# What n is required to make n! > a^n

1. May 2, 2007

### uart

I'm looking for a bound on n ( that is, "n" as a function of "a") to satisfy,

$$n! \geq a^n$$

It doesn't have to be the lowest possible bound, preferably one that's relatively easy to prove.

Thanks.

2. May 2, 2007

### uart

OK I've just found Sterling's formula, looking at that I can deduce that $$n = \lceil e\, a \rceil$$ will definitely work.

Does anyone have a bound that is very easy proof. Maybe something like n = 3a or even larger.

Last edited: May 2, 2007
3. May 2, 2007

### Office_Shredder

Staff Emeritus
Well, up until n=a, you clearly can't get anywhere (and have a-1 more a's on the RHS than the LHS)

Then you add up an a (actually, a number greater than a against a)for every one added to n until you hit a2

Then you have a-2 a's on the RHS compared to the LHS. From then on, every time you add one to n, you multiply the LHS by something greater than a2, and the RHS by a. So if n=a2+a (so you pick up a extra a's from the a2 and larger terms to mitigate the a-1 you felll behind by at the start), then n! >= an

That should work. If it needs clarification, I'll try to write it out a bit neater

4. May 2, 2007

### uart

Ok good, going as high as sqaures makes it pretty easy.
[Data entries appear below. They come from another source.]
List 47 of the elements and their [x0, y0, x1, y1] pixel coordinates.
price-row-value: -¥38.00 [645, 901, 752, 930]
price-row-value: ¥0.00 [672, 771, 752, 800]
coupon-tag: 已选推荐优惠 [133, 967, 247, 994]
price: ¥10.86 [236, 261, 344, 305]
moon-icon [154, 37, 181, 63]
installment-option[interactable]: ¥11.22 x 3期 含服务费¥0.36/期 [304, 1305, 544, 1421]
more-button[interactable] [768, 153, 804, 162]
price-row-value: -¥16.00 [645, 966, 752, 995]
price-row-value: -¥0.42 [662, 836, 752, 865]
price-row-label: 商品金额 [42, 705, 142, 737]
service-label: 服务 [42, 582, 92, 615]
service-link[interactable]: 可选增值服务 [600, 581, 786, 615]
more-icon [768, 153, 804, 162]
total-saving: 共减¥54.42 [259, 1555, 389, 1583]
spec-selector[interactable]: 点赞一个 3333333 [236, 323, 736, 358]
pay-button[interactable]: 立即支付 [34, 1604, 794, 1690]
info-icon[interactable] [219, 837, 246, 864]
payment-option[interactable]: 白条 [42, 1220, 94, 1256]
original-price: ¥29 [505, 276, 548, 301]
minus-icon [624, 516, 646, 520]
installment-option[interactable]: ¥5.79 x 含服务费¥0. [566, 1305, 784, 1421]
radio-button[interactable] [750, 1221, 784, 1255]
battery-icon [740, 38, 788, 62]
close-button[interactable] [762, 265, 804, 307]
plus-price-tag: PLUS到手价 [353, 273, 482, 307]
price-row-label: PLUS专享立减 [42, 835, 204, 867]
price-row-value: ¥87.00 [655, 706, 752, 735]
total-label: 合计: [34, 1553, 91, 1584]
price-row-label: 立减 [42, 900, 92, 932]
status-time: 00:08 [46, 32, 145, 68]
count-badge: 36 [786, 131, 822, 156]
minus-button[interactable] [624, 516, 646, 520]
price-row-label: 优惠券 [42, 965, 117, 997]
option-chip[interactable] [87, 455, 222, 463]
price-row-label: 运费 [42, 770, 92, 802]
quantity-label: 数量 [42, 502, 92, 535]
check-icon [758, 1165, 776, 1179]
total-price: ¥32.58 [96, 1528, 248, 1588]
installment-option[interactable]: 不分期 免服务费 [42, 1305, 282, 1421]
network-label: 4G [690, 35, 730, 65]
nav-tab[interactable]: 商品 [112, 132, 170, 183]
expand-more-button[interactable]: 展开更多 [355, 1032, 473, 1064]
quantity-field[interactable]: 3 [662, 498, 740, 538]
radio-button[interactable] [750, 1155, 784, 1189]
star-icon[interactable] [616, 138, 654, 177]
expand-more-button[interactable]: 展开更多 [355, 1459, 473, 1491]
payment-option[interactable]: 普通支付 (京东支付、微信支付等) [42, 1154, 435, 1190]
Take n = a^2 (for a>=2). You can just compare the terms (in the expansion of LHS and RHS) in pairs and show that every chosen pair-product on the LHS is greater than or equal to that of each RHS pair (which is of course always a*a on the RHS).

eg

1 * a^2 = a*a
2 * (a^2-1) > a*a
3 * (a^2-2) > a*a
....
k ^ (a^2+1-k) > a*a : { down to k = floor(a^2 / 2) }

That's the type of thing I was looking for, something that's like a "handwaving + by inspection" type of "proof". ;)

Last edited: May 2, 2007